The name comes from our deterministic-run principle: default generation at temperature=0, a captured seed, recorded configuration, and inspectable artifacts. Temperature zero does not make every system perfectly deterministic, but it removes intentional sampling randomness from our default runs.

Run pipeline

  1. 1Queue a model × benchmark job with explicit task, model, and generation settings.
  2. 2Prepare and deploy the model behind a local OpenAI-compatible endpoint.
  3. 3Run lm-evaluation-harness in Docker with samples logged.
  4. 4Ingest job parameters, result files, and sample artifacts into the read-only data API.

What each run captures

Every run stores a file record alongside the lm-eval results and per-sample artifacts. The important audit fields are:

  • model id and runtime args
  • task args, seed, and prompt/template settings
  • generation kwargs, including temperature

How headline scores are chosen

Each benchmark declares a primary metric and lm-eval filter/extractor. For composite benchmarks, FrozeBench applies the benchmark’s declared aggregation policy, such as mean or max.

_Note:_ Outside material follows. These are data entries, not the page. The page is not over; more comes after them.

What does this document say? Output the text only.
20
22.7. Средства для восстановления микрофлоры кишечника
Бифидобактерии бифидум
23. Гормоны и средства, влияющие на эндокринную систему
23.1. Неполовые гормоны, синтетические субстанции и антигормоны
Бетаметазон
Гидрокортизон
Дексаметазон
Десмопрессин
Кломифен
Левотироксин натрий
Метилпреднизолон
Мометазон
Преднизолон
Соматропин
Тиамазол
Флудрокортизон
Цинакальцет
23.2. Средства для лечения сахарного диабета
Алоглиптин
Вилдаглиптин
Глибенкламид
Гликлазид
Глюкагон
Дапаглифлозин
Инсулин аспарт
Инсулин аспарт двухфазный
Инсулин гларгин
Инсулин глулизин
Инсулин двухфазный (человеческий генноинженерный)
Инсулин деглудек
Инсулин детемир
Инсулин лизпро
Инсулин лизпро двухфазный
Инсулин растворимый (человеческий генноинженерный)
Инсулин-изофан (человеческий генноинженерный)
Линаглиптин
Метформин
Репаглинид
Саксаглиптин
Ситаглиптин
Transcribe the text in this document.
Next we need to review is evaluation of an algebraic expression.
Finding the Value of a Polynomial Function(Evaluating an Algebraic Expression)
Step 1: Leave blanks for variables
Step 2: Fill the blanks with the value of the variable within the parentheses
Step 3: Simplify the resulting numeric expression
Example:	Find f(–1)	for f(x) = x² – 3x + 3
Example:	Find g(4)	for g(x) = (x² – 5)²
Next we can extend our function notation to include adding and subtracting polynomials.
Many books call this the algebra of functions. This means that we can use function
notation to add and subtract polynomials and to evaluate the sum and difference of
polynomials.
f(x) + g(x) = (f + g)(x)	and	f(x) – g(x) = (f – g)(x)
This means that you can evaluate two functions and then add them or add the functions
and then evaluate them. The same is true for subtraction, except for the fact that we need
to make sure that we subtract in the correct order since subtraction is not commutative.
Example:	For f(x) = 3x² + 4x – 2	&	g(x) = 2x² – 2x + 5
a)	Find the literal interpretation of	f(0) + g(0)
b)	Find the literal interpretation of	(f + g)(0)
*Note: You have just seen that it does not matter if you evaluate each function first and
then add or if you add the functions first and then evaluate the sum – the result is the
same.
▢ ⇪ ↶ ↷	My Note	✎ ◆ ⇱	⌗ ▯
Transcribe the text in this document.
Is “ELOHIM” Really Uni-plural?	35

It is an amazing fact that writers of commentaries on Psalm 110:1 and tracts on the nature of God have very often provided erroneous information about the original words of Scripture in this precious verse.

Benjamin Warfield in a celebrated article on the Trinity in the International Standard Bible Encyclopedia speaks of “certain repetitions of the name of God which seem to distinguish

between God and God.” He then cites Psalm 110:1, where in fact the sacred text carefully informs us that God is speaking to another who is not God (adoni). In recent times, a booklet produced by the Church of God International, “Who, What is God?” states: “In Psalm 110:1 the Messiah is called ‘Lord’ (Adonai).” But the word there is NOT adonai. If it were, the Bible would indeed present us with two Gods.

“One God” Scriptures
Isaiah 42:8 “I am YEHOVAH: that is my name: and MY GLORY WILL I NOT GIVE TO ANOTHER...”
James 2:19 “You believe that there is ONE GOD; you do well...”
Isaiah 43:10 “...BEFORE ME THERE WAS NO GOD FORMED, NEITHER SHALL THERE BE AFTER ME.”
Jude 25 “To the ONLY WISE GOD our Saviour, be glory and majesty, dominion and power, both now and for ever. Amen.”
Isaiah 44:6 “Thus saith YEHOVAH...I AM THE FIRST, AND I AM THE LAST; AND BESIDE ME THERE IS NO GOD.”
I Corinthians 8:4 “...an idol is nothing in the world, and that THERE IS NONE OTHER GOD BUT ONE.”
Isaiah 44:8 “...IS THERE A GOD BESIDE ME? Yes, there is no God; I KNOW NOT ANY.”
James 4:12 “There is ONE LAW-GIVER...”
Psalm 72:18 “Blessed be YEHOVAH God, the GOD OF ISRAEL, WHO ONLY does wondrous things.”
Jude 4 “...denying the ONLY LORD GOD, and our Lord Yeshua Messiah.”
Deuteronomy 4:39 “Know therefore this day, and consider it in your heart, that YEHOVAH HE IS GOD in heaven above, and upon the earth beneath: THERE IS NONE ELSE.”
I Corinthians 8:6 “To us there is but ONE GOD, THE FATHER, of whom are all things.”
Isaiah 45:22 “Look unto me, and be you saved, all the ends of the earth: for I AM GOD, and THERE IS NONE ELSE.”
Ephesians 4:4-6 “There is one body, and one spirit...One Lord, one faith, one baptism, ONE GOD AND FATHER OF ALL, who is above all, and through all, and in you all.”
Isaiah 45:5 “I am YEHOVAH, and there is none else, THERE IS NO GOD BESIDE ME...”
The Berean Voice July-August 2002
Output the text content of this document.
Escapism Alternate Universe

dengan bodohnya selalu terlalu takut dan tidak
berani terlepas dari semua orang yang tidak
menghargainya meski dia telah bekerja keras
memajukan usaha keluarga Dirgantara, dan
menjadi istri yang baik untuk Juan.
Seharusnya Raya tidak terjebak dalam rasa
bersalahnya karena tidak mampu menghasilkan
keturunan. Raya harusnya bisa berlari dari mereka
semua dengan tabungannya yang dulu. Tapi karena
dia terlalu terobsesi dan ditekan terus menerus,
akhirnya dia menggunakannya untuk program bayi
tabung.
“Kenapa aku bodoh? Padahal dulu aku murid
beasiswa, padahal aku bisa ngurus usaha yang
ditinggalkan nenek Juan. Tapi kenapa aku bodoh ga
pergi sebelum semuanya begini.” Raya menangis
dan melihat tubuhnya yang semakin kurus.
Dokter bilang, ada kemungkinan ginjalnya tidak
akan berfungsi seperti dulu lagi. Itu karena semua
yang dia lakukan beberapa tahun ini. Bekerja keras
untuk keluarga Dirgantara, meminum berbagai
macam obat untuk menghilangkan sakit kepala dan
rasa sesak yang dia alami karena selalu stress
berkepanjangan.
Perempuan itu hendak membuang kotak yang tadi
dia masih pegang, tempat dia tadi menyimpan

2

Task-level rows remain inspectable so the aggregate does not hide where a model is strong or weak.

Sample-level transparency

When sample artifacts are available, score pages link to the underlying prompts, model outputs, targets, and per-sample metrics. Multiple-choice and generative samples are kept as separate shapes; we do not coerce one into the other just to simplify display.

Limits of interpretation

  • A benchmark score is not a universal capability ranking.
  • Public benchmarks can be contaminated, saturated, noisy, or prompt-sensitive.
  • Extraction filters and aggregation policies can change what a headline score means.
  • Some completed runs may lack populated samples because of framework or ingestion limits.